1. If you have heart disease, resting is the best thing you can do.
False. Heart disease can be different for everyone, and it is important to talk to your doctor about what is best for you. In most cases, a sedentary lifestyle can increase your chances of blood clots in the legs, which can worsen your health, according to Harvard Health.
What you can do: Talk to your doctor about what fitness plan works best for you. Just walking 10 minutes a day can improve your heart health, according to the American Heart Association (AHA).
2. If you are a long-time smoker, quitting won’t decrease your chances of heart disease.
False. No matter how long you have smoked, the health benefits of quitting begin as soon as you quit. One year after quitting your risk of heart attack decreases by 50%, according to Harvard Health. In 10 years, it will be as if you had never smoked before.
What you can do: Seek help. Quitting is not easy and may require help such as classes, smoking cessation, medication, nicotine gum and more. Always tell you doctor if you are having an issue stopping. Your provider may have some helpful tips or suggestions.
3. Heart disease is an “old man’s” disease.
False. Heart disease is the leading cause of death in both men and women over the age of 65, according to the AHA. Although men and women can experience symptoms differently, both genders should be actively taking preventative measure to decrease their chances of heart disease.
What you can do: Be sure you are aware of your numbers. Always check your blood pressure, glucose levels and cholesterol no matter your gender.
4. Vitamins and supplement can be used to decrease your risk of heart disease.
False: Although folic acid is associated with better overall heart health and stroke prevention, the evidence is not strong. Many clinical trials of vitamins and supplements have either failed to confirm a benefit or no conclusion could be drawn, according to Harvard Health. According to the AHA, there is no scientific evidence showing that supplements prevent or treat cardiovascular disease.

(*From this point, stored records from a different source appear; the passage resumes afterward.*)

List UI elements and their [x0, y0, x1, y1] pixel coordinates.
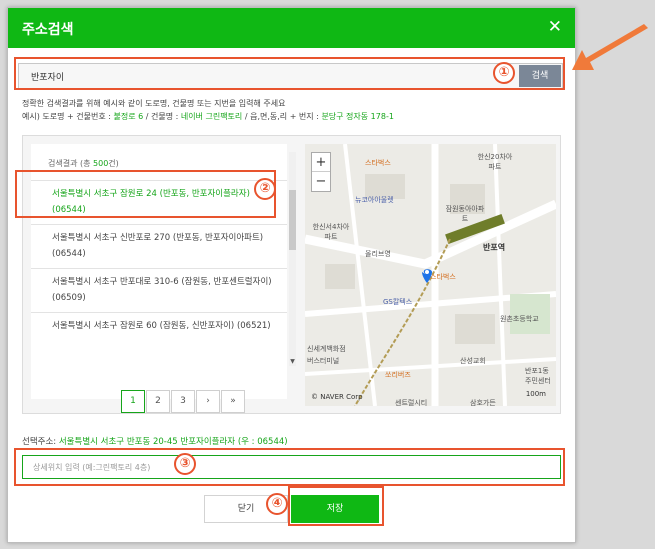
zoom-in-icon[interactable]: +: [312, 153, 330, 172]
selected-address-value: 서울특별시 서초구 반포동 20-45 반포자이플라자 (우 : 06544): [58, 437, 288, 447]
modal-header: 주소검색 ✕: [8, 8, 575, 48]
map-label: 삼호가든: [470, 399, 496, 406]
map-label: 한신20차아파트: [477, 153, 513, 171]
example-lot: 분당구 정자동 178-1: [321, 112, 394, 121]
result-count: 검색결과 (총 500건): [48, 158, 119, 169]
map-label: 반포1동주민센터: [525, 367, 551, 385]
scroll-down-icon[interactable]: ▼: [289, 358, 296, 366]
result-count-prefix: 검색결과 (총: [48, 159, 94, 168]
map-zoom-control: + −: [311, 152, 331, 192]
map-label: 쏘리버즈: [385, 371, 411, 379]
annotation-box-result: [15, 170, 276, 218]
map-label: 신세계백화점: [307, 345, 346, 353]
next-page-icon[interactable]: ›: [196, 390, 220, 413]
result-count-suffix: 건): [108, 159, 119, 168]
map-label: 스타벅스: [365, 159, 391, 167]
annotation-number-4: ④: [266, 493, 288, 515]
map-label: 원촌초등학교: [500, 315, 539, 323]
result-item[interactable]: 서울특별시 서초구 잠원로 60 (잠원동, 신반포자이) (06521): [31, 312, 287, 354]
result-item[interactable]: 서울특별시 서초구 신반포로 270 (반포동, 반포자이아파트) (06544…: [31, 224, 287, 266]
zoom-out-icon[interactable]: −: [312, 172, 330, 191]
result-scrollbar[interactable]: ▼: [289, 152, 296, 366]
map-copyright: © NAVER Corp: [311, 393, 363, 401]
annotation-box-detail: [14, 448, 565, 486]
page-2[interactable]: 2: [146, 390, 170, 413]
annotation-number-1: ①: [493, 62, 515, 84]
annotation-box-search: [14, 57, 565, 90]
map-label: 산성교회: [460, 357, 486, 365]
modal-title: 주소검색: [22, 22, 74, 38]
annotation-box-save: [288, 486, 384, 526]
close-icon[interactable]: ✕: [548, 17, 562, 37]
result-count-value: 500: [93, 159, 109, 168]
scrollbar-thumb[interactable]: [289, 190, 296, 250]
annotation-number-2: ②: [254, 178, 276, 200]
map-label: 반포역: [483, 243, 506, 252]
example-mid2: / 읍,면,동,리 + 번지 :: [242, 112, 322, 121]
page-3[interactable]: 3: [171, 390, 195, 413]
page-1[interactable]: 1: [121, 390, 145, 413]
selected-address-label: 선택주소:: [22, 437, 59, 447]
example-road: 불정로 6: [113, 112, 144, 121]
map-view[interactable]: 스타벅스 한신20차아파트 뉴코아아울렛 잠원동아아파트 한신서4차아파트 올리…: [305, 144, 556, 406]
example-building: 네이버 그린팩토리: [180, 112, 243, 121]
selected-address: 선택주소: 서울특별시 서초구 반포동 20-45 반포자이플라자 (우 : 0…: [22, 435, 288, 447]
last-page-icon[interactable]: »: [221, 390, 245, 413]
map-label: 한신서4차아파트: [312, 223, 350, 241]
map-label: 센트럴시티: [395, 399, 428, 406]
map-label: 올리브영: [365, 250, 391, 258]
map-label: 잠원동아아파트: [445, 205, 485, 223]
result-item[interactable]: 서울특별시 서초구 반포대로 310-6 (잠원동, 반포센트럴자이) (065…: [31, 268, 287, 310]
search-example: 예시) 도로명 + 건물번호 : 불정로 6 / 건물명 : 네이버 그린팩토리…: [22, 111, 394, 122]
map-label: 버스터미널: [307, 357, 340, 365]
map-label: GS칼텍스: [383, 298, 413, 306]
example-prefix: 예시) 도로명 + 건물번호 :: [22, 112, 114, 121]
annotation-number-3: ③: [174, 453, 196, 475]
search-hint: 정확한 검색결과를 위해 예시와 같이 도로명, 건물명 또는 지번을 입력해 …: [22, 99, 286, 108]
map-label: 뉴코아아울렛: [355, 196, 394, 204]
map-label: 스타벅스: [430, 273, 456, 281]
map-scale: 100m: [525, 390, 546, 398]
example-mid1: / 건물명 :: [143, 112, 181, 121]
annotation-arrow-icon: [572, 24, 648, 70]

What you can do: Your body absorbs and uses the vitamins and minerals through food the best. Eat a wide variety of healthy food to gain all the vitamins and minerals you need, and decrease your risk for cardiovascular disease.
5. High cholesterol, like high blood pressure, is a major risk factor for heart disease and stroke.
True: High cholesterol is a major risk factor for heart disease. When there is too much cholesterol in your blood, it builds up on the walls of your arteries and they begin to narrow. The process is called atherosclerosis, a form of heart disease. When the arteries become narrower, the blood flow to the heart is slowed down or blocked, causing heart disease and stroke.
What you can do: To reduce high cholesterol, you can reduce your saturated fat intake and eliminate trans fats. Increasing your omega-3 fatty acids, found in fish, can also decrease your high cholesterol.